CREATE TABLE question (
    `id` INT(11) NOT NULL AUTO_INCREMENT,
    `text` varchar(255) NOT NULL,
    `created_at` DATETIME NOT NULL,
     PRIMARY KEY (`id`) USING BTREE,
);

Using any MySQL derivate, you can tell the database to order randomly.

SELECT `text` FROM question ORDER BY RAND();

As stated above, this might be killing your database in no time, so we have to find an alternative.

Pseudo-randomness for the win

In most cases, having something that feels random totally suffices and going the extra mile for “real” randomness (if there is such a thing) isn’t necessary.

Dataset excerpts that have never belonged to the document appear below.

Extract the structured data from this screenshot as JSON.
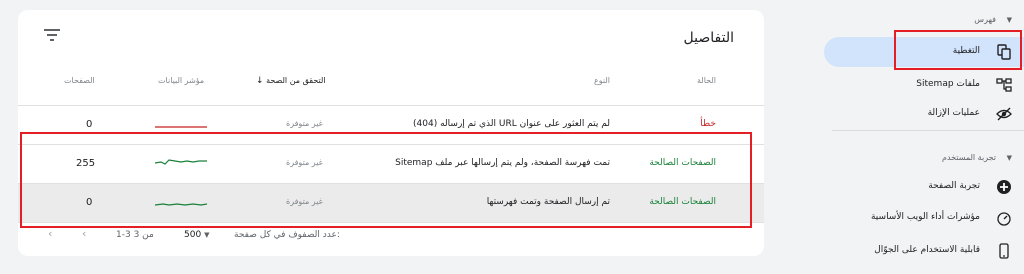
{
  "details": {
    "title": "التفاصيل",
    "columns": {
      "status": "الحالة",
      "type": "النوع",
      "validation": "التحقق من الصحة",
      "trend": "مؤشر البيانات",
      "pages": "الصفحات"
    },
    "rows": [
      {
        "status": "خطأ",
        "type": "لم يتم العثور على عنوان URL الذي تم إرساله (404)",
        "validation": "غير متوفرة",
        "pages": "0"
      },
      {
        "status": "الصفحات الصالحة",
        "type": "تمت فهرسة الصفحة، ولم يتم إرسالها عبر ملف Sitemap",
        "validation": "غير متوفرة",
        "pages": "255"
      },
      {
        "status": "الصفحات الصالحة",
        "type": "تم إرسال الصفحة وتمت فهرستها",
        "validation": "غير متوفرة",
        "pages": "0"
      }
    ],
    "pagination": {
      "rows_per_page_label": "عدد الصفوف في كل صفحة:",
      "rows_per_page_value": "500",
      "range": "1-3 من 3"
    }
  },
  "sidebar": {
    "index_section": "فهرس",
    "index_items": [
      {
        "label": "التغطية",
        "icon": "coverage-icon"
      },
      {
        "label": "ملفات Sitemap",
        "icon": "sitemap-icon"
      },
      {
        "label": "عمليات الإزالة",
        "icon": "removals-icon"
      }
    ],
    "experience_section": "تجربة المستخدم",
    "experience_items": [
      {
        "label": "تجربة الصفحة",
        "icon": "page-experience-icon"
      },
      {
        "label": "مؤشرات أداء الويب الأساسية",
        "icon": "core-web-vitals-icon"
      },
      {
        "label": "قابلية الاستخدام على الجوّال",
        "icon": "mobile-usability-icon"
      }
    ]
  },
  "colors": {
    "error": "#c5221f",
    "valid": "#188038",
    "highlight": "#e31e24",
    "active_nav": "#d2e3fc"
  }
}
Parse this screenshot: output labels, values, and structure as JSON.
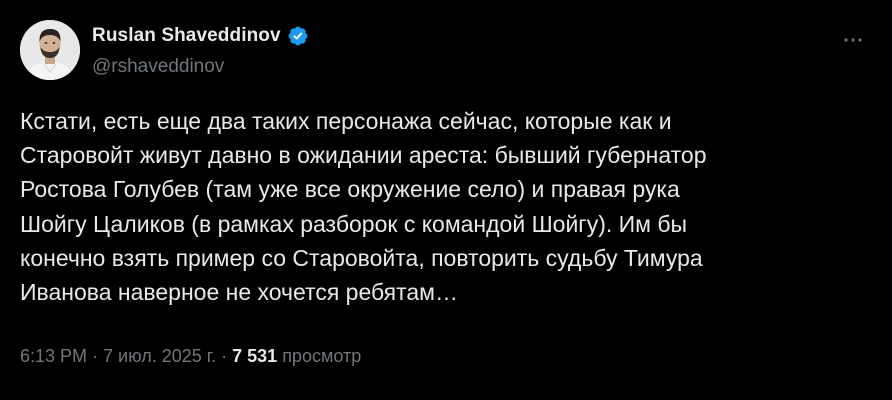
{
  "author": {
    "display_name": "Ruslan Shaveddinov",
    "handle": "@rshaveddinov",
    "verified": true,
    "verified_color": "#1d9bf0"
  },
  "tweet": {
    "text": "Кстати, есть еще два таких персонажа сейчас, которые как и\nСтаровойт живут давно в ожидании ареста: бывший губернатор\nРостова Голубев (там уже все окружение село) и правая рука\nШойгу Цаликов (в рамках разборок с командой Шойгу). Им бы\nконечно взять пример со Старовойта, повторить судьбу Тимура\nИванова наверное не хочется ребятам…"
  },
  "meta": {
    "time": "6:13 PM",
    "separator": "·",
    "date": "7 июл. 2025 г.",
    "views_count": "7 531",
    "views_label": "просмотр"
  },
  "icons": {
    "more": "more-horizontal-icon",
    "verified": "verified-badge-icon"
  },
  "colors": {
    "background": "#000000",
    "primary_text": "#e7e9ea",
    "secondary_text": "#71767b",
    "accent": "#1d9bf0"
  }
}
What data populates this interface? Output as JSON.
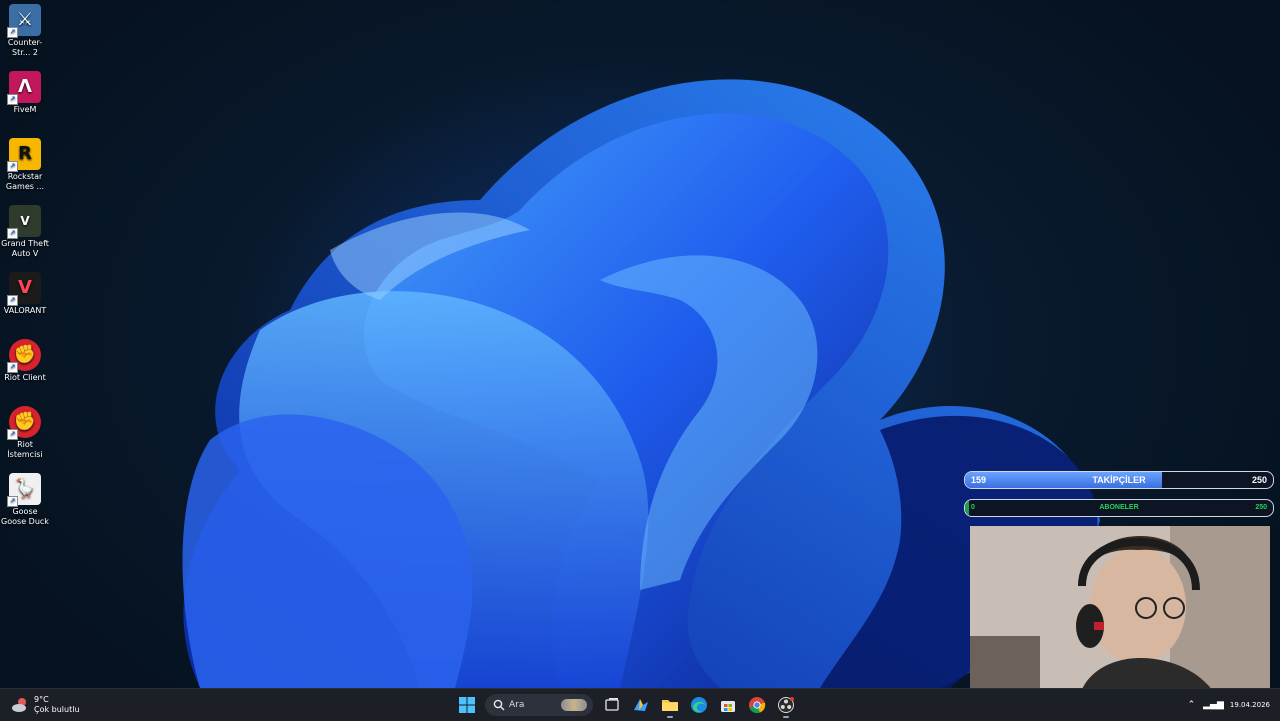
{
  "desktop": {
    "icons": [
      {
        "label": "Counter-Str... 2",
        "icon": "counter-strike-icon",
        "color": "#3a6ea5"
      },
      {
        "label": "FiveM",
        "icon": "fivem-icon",
        "color": "#c2185b"
      },
      {
        "label": "Rockstar Games ...",
        "icon": "rockstar-icon",
        "color": "#f7b600"
      },
      {
        "label": "Grand Theft Auto V",
        "icon": "gta-v-icon",
        "color": "#2f3b2c"
      },
      {
        "label": "VALORANT",
        "icon": "valorant-icon",
        "color": "#1b1b1b"
      },
      {
        "label": "Riot Client",
        "icon": "riot-client-icon",
        "color": "#d6232d"
      },
      {
        "label": "Riot İstemcisi",
        "icon": "riot-client-icon",
        "color": "#d6232d"
      },
      {
        "label": "Goose Goose Duck",
        "icon": "goose-goose-duck-icon",
        "color": "#f0f0f0"
      }
    ]
  },
  "overlay": {
    "followers": {
      "current": "159",
      "label": "TAKİPÇİLER",
      "goal": "250",
      "progress": 0.64
    },
    "subscribers": {
      "current": "0",
      "label": "ABONELER",
      "goal": "250",
      "progress": 0.0
    }
  },
  "taskbar": {
    "weather": {
      "temp": "9°C",
      "condition": "Çok bulutlu"
    },
    "search_placeholder": "Ara",
    "date": "19.04.2026",
    "pinned": [
      "start-icon",
      "search-icon",
      "task-view-icon",
      "widgets-icon",
      "file-explorer-icon",
      "edge-icon",
      "store-icon",
      "chrome-icon",
      "obs-icon"
    ]
  }
}
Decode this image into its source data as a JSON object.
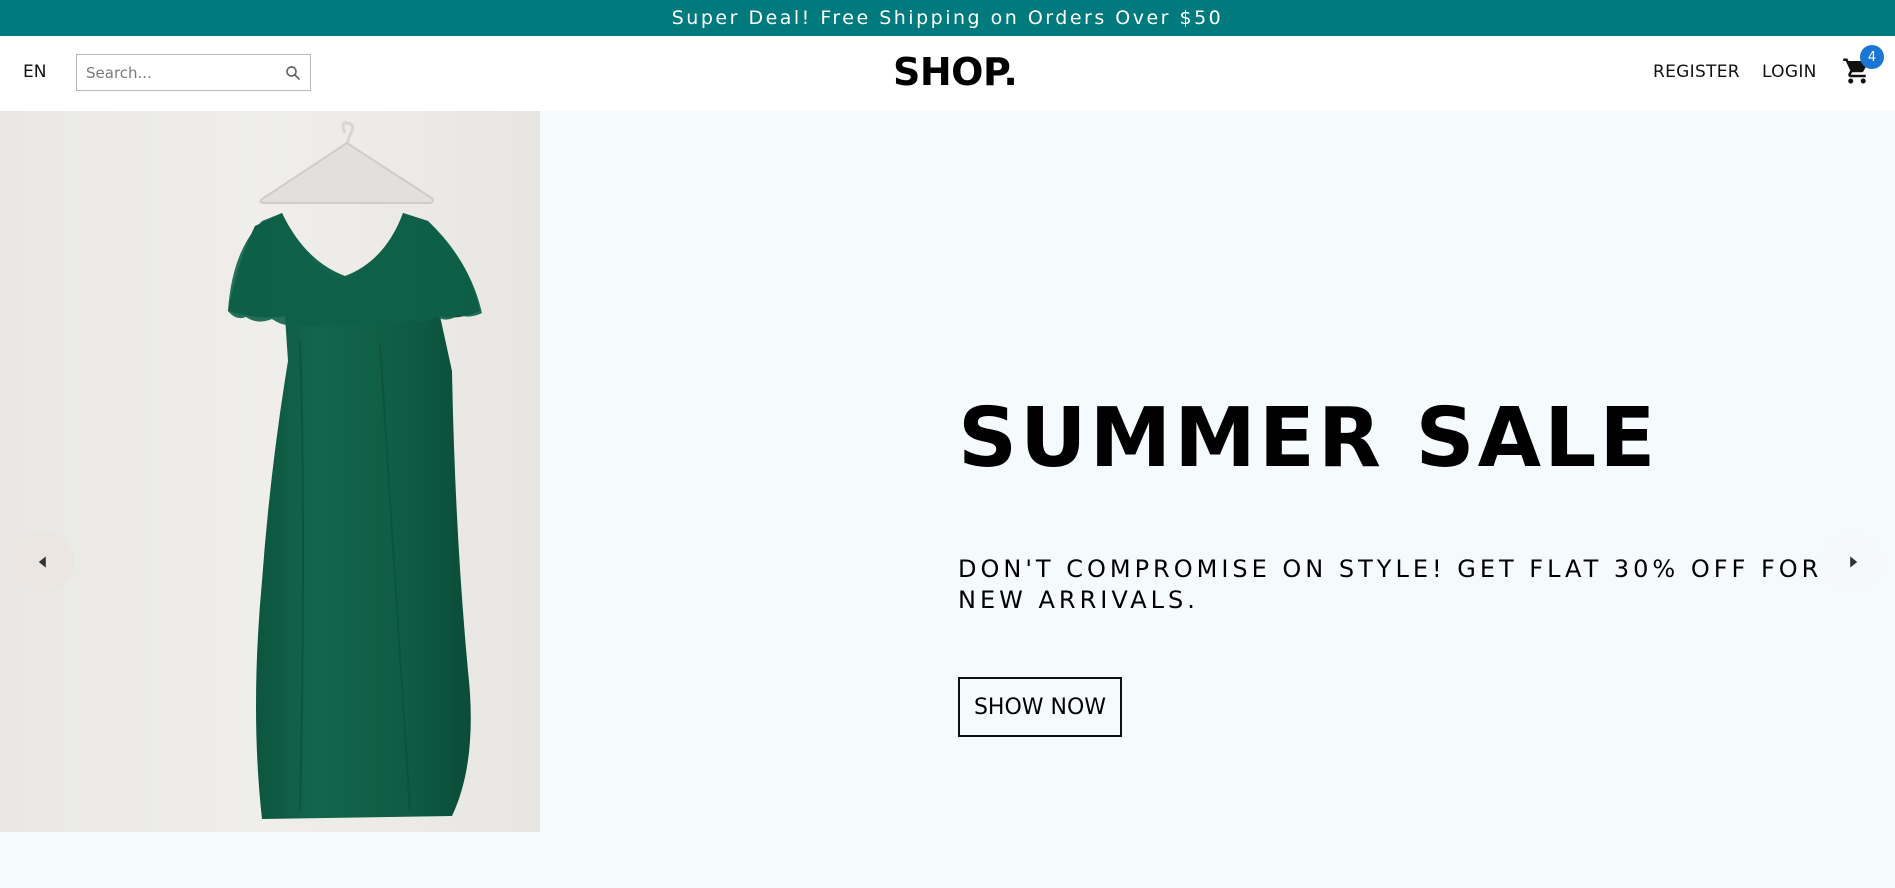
{
  "announcement": {
    "text": "Super Deal! Free Shipping on Orders Over $50"
  },
  "navbar": {
    "language": "EN",
    "search": {
      "placeholder": "Search..."
    },
    "logo": "SHOP.",
    "links": {
      "register": "REGISTER",
      "login": "LOGIN"
    },
    "cart": {
      "count": "4"
    }
  },
  "hero": {
    "title": "SUMMER SALE",
    "description": "DON'T COMPROMISE ON STYLE! GET FLAT 30% OFF FOR NEW ARRIVALS.",
    "button_label": "SHOW NOW"
  },
  "colors": {
    "announcement_bg": "#007a7c",
    "page_bg": "#f5fafd",
    "badge": "#1976d2",
    "dress": "#0f5c44"
  },
  "icons": {
    "search": "search-icon",
    "cart": "cart-icon",
    "arrow_left": "arrow-left-icon",
    "arrow_right": "arrow-right-icon"
  }
}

We’ll now add a new field where we’ll store a hash of the data. Make sure that you set an index for this field. You won’t find a more suitable use-case for indexing a field.

CREATE TABLE question (
    `id` INT(11) NOT NULL AUTO_INCREMENT,
    `text` varchar(255) NOT NULL,
    `created_at` DATETIME NOT NULL,
    `sorting_hash` varchar(32) NOT NULL,
    PRIMARY KEY (`id`) USING BTREE,
    INDEX `question_sorting_hash` (`sorting_hash`) USING BTREE,
);

Next, we’ll have to take care that we hash all relevant values when creating a record. Note that we use a “fast” hashing algorithm like md5 because security is not an issue and the faster we get it done, the better.

question_text = "What is the Ultimate Question of Life, the Universe, and Everything?"
hash_object = hashlib.md5(question_text.encode())
hashed_text = hash_object.hexdigest()

Now you can sort by this field and your user will have the feeling that they get random data — without waiting for the database for ages.

SELECT `text` FROM question ORDER BY `sorting_hash`;

Improvements

To add a little more salt (randomness), you can add the timestamp of the record to the hash input. This way, you ensure that your hashes are even further disconnected from the original input.
Ensure that you can’t miss creating the hash in your application. Working with Django, a pre-save signal might be a wise choice.

Critical review

As shown above, using a hashing field for sorting your data is a fast and simple approach. It’s fast (if you set the index) but you have to remember to generate the hash during create and update queries.

You pay for speed and convenience with extra data in your database. Since storage is usually cheap, this shouldn’t be an issue in most scenarios. Nevertheless, you might bloat your tables so — as always — think before implementing this pattern.

The result is actually deterministic. Getting the same order every time you query your data is another drawback of this approach, though in the cases I worked on, it was never an issue.

Thanks for reading and I’d be happy about feedback on my approach.